Nothing else mattered, not the pain, nothing; he was suffocating her and she was fighting to get enough air to stay alive.
Suddenly, the hand over her mouth relaxed and the grotesque presence dismounted. Tandia remained very still. Panting, but very still, her eyes tightly closed. She was aware, for the first time, of the taste of blood in her mouth. It was the only thing that seemed real. She held on to it.
The salty, normal taste of blood kept her from passing out. Would they kill her? Not if she didn't look. Not if they knew she hadn't seen their faces. Tandia, who had so often wondered whether her life was worth anything, suddenly knew she wanted to live.
'Hey, Geldenhuis? Cmon, your turn. Nice tight pussy. A very recent virgin. Guaranteed only one owner!'
'Don't use my name in front of the kaffir girl! I don't fuck kaffirs.'
There was a moment's pause. 'Ja, is that so? How come then, you always like to watch?'
'Cmon, hurry up, jong, it's already half past six. We got to report.' Nervous anger strained the second man's voice. 'We only came to pay our respects to old Patel!'
The policeman who had raped her was breathing less heavily now, aware perhaps that he had upset his superior.
He changed the subject. 'What's going to happen about your title fight with Gideon Mandoma now Patel's dead?'
Geldenhuis didn't answer. 'Kom! Maak gou, jong! It's nearly bladdy sunrise!'
Tandia felt the sudden downward pressure of a boot in the small of her back. 'Nice one! Her black arse looks like a hot cross bun.' She lay absolutely still, the gravel chips cut into her stomach and her arms pulled painfully as the handcuffs looped around the cross held her rigid. Her shift remained bunched above her waist. Tandia kept her eyes tightly shut even after she heard the soft click of the key and felt the handcuffs removed from her wrists and her ankles. She lay there as though dead, not a muscle moving. Inside her head she screamed, 'Please God, don't let them kill me!'
Tandia felt the sudden downward pressure of the boot again, this time on the base of her neck. 'Don't open your eyes, kaffir, not for a long time, not for ten minutes, you hear?' It was the voice of the second man, the one called Geldenhuis. The pressure increased and her head was pushed into the ground. 'Hey! You! Kaffir! I asked you, do you hear?'
'Yes, baas ,' she sobbed.
The boot twisted into her neck, sending a sharp stab of pain down her spine. 'la dankie, baas!' the voice demanded. She felt his hand tug at her shift and pull it down over her thighs.
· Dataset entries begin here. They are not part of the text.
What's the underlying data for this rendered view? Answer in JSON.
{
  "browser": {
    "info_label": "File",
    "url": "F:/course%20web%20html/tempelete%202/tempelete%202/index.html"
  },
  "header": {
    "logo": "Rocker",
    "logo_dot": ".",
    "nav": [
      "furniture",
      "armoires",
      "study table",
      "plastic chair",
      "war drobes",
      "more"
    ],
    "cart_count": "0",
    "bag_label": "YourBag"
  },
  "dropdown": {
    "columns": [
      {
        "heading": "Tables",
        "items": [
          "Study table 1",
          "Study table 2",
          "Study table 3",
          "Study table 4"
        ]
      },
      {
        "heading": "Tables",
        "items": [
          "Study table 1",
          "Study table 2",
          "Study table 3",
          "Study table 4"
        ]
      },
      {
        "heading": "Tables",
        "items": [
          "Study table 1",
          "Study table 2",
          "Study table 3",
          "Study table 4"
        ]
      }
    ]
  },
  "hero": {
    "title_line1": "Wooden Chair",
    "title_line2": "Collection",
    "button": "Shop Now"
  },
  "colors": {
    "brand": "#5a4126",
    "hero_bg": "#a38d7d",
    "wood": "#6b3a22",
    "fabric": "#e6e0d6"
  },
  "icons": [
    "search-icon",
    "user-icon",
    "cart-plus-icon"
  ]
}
'Yes, thank you, baas,' Tandia whimpered.
'You report this you dead meat!'
Tandia lay there for a long time. The sun came up and took the morning cold away but she kept her eyes shut. She was a kaffir, that at least had been decided.
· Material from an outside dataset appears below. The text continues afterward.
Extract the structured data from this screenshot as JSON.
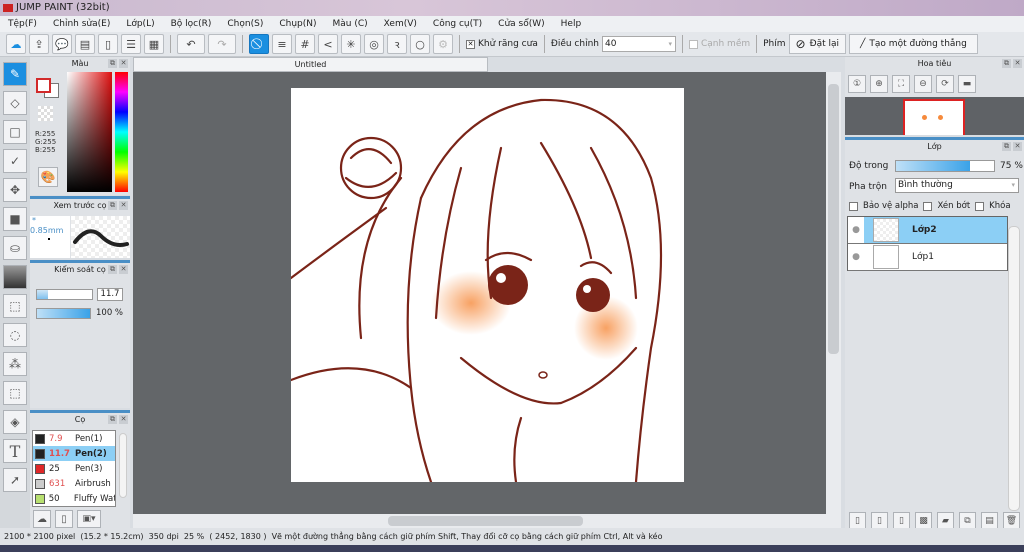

Tandia opened one eye. It focussed on a willy wagtail sitting on a half-fallen tombstone ten feet from where she lay. Cut into the pocked cement tombstone she read the words, 'Dearly beloved', but the remainder of the writing on the lopsided tombstone was covered with dry lichen.
The willy's tail was going up and down, regular as a metronome. A tiny breeze caught and ruffled the white feathers on its breast. It cocked its head slightly and looked at her without curiosity. Then it flew away and rested on the temporary wooden cross on Patel's grave. But it didn't stay long; its tail only went up and down three or four times before it took off again. Maybe because of the incense? Can birds smell? Tandia didn't know.
All the tears, the bitter child tears were over. The white man had decided for her. She was a stinking black kaffir who had had her buttocks parted by a white man's hands. Tandia's world crumbled. The small amount of self esteem she had harvested out of her childhood had come from her efforts at school. Now, with Patel dead, there would be no more school. She had been crushed, she was suddenly no better than the lowest black person. A stinking, dirty kaffir!